Base Optimizer class

tflearn.optimizers.Optimizer (learning_rate, use_locking, name)

A basic class to create optimizers to be used with TFLearn estimators. First, The Optimizer class is initialized with given parameters, but no Tensor is created. In a second step, invoking get_tensor method will actually build the Tensorflow Optimizer Tensor, and return it.

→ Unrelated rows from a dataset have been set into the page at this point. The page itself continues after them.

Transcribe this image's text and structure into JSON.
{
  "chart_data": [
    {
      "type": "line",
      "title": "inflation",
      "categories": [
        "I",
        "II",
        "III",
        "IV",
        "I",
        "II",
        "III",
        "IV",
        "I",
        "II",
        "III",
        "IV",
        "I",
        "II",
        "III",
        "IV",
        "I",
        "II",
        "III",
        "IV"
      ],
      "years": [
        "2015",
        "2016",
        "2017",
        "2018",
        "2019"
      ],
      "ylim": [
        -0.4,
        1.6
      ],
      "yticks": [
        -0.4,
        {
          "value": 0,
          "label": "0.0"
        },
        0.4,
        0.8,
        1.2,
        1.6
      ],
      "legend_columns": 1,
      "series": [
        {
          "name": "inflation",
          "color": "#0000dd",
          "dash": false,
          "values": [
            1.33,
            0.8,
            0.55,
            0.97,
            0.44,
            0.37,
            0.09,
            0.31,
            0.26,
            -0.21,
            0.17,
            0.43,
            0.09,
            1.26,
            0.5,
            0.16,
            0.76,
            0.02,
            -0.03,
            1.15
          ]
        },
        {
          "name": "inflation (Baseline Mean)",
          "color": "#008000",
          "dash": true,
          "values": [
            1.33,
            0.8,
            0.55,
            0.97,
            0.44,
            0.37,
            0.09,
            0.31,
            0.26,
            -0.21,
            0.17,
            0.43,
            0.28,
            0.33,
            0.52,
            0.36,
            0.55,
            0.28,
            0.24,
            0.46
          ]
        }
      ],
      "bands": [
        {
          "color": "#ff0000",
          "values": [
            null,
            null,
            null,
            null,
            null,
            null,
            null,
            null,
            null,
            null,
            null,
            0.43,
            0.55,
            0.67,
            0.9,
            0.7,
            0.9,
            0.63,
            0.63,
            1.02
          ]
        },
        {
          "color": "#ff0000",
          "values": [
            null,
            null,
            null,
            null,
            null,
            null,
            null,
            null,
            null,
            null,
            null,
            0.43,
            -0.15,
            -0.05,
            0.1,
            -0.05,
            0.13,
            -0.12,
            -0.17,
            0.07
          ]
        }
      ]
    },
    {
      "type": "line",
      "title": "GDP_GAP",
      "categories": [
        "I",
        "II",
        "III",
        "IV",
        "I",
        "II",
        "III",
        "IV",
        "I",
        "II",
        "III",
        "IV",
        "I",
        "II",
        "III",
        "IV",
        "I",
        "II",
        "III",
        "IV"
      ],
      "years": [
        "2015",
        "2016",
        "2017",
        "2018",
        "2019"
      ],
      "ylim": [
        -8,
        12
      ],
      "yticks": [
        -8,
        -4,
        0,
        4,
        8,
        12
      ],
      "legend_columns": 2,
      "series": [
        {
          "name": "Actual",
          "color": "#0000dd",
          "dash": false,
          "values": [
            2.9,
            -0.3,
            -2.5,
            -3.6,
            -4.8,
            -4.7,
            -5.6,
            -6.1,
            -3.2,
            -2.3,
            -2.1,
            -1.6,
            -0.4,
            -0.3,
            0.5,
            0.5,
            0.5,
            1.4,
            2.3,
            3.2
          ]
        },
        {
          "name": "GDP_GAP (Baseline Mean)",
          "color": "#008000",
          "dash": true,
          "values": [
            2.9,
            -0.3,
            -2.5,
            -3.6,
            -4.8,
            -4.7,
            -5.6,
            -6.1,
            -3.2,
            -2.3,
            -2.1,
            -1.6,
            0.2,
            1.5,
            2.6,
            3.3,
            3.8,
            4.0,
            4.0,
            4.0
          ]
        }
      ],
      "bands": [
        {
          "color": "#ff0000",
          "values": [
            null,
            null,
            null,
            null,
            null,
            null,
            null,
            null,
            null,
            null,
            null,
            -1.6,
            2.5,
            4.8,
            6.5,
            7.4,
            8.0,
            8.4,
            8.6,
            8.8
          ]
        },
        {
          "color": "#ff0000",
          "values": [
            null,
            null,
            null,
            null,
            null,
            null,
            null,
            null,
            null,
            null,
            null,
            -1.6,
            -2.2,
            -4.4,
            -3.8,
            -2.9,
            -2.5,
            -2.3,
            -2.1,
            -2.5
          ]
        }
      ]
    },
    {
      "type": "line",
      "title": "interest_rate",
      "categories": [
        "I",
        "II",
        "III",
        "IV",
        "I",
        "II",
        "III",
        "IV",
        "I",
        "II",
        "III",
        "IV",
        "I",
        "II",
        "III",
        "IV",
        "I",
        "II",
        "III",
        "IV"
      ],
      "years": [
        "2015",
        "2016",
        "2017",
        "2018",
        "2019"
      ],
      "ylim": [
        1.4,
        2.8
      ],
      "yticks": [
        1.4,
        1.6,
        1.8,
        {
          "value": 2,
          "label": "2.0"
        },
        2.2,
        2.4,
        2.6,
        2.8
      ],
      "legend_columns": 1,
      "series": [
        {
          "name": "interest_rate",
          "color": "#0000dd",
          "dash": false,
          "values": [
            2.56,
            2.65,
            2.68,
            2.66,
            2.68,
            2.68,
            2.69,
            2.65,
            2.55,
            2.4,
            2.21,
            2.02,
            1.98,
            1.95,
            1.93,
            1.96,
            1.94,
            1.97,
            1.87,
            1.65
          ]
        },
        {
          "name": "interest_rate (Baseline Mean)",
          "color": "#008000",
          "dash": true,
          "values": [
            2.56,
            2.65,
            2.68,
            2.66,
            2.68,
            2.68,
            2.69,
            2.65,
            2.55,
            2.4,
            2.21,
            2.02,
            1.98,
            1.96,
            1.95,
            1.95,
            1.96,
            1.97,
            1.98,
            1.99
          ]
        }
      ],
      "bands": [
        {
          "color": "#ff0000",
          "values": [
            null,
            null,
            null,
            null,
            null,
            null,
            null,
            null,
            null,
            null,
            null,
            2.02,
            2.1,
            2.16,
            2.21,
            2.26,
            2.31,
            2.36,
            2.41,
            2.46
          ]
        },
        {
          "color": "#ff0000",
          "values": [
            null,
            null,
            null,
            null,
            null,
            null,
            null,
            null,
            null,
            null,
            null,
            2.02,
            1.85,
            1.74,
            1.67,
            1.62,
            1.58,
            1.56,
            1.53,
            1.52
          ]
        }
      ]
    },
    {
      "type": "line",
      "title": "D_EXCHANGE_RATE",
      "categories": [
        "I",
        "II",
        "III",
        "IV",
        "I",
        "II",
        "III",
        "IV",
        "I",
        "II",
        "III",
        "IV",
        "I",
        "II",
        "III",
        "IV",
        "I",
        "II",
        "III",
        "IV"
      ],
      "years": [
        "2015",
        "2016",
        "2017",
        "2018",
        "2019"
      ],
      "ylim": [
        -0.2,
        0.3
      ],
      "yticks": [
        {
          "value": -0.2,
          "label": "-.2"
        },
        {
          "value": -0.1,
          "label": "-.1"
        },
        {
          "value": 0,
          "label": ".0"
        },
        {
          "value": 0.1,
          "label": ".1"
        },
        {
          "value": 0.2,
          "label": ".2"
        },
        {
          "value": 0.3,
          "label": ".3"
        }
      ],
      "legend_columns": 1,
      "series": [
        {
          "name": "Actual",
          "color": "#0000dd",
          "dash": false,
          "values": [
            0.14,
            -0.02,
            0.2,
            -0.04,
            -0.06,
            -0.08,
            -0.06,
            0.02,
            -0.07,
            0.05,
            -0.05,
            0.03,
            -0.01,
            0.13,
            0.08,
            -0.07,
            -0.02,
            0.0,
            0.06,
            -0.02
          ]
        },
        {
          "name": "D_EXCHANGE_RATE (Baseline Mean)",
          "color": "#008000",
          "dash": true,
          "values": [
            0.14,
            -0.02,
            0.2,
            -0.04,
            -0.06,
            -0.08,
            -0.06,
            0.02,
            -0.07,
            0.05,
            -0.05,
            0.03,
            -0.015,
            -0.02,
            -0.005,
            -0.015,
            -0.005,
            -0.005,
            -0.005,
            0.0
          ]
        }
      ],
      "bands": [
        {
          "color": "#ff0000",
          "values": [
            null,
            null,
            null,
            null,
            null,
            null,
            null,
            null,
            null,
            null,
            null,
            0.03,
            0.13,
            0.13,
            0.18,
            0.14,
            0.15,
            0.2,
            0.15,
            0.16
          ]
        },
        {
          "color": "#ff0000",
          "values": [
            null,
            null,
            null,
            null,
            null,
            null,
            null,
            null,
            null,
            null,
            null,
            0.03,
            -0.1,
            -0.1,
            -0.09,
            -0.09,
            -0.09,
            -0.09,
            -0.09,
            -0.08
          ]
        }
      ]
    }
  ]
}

This way, a user can easily specifies an optimizer with non default parameters and learning rate decay, while TFLearn estimators will build the optimizer and a step tensor by itself.

Arguments

  • learning_rate: float. Learning rate.
  • use_locking: bool. If True use locks for update operation.
  • name: str. The optimizer name.

Attributes

  • tensor: Optimizer. The optimizer tensor.
  • has_decay: bool. True if optimizer has a learning rate decay.

Methods

build (step_tensor=None)

This method creates the optimizer with specified parameters. It must be implemented for every Optimizer.

Arguments
  • step_tensor: tf.Tensor. A variable holding the training step. Only necessary when optimizer has a learning rate decay.

get_tensor (self)

A method to retrieve the optimizer tensor.

Returns

The Optimizer.


Stochastic Gradient Descent

tflearn.optimizers.SGD (learning_rate=0.001, lr_decay=0.0, decay_step=100, staircase=False, use_locking=False, name='SGD')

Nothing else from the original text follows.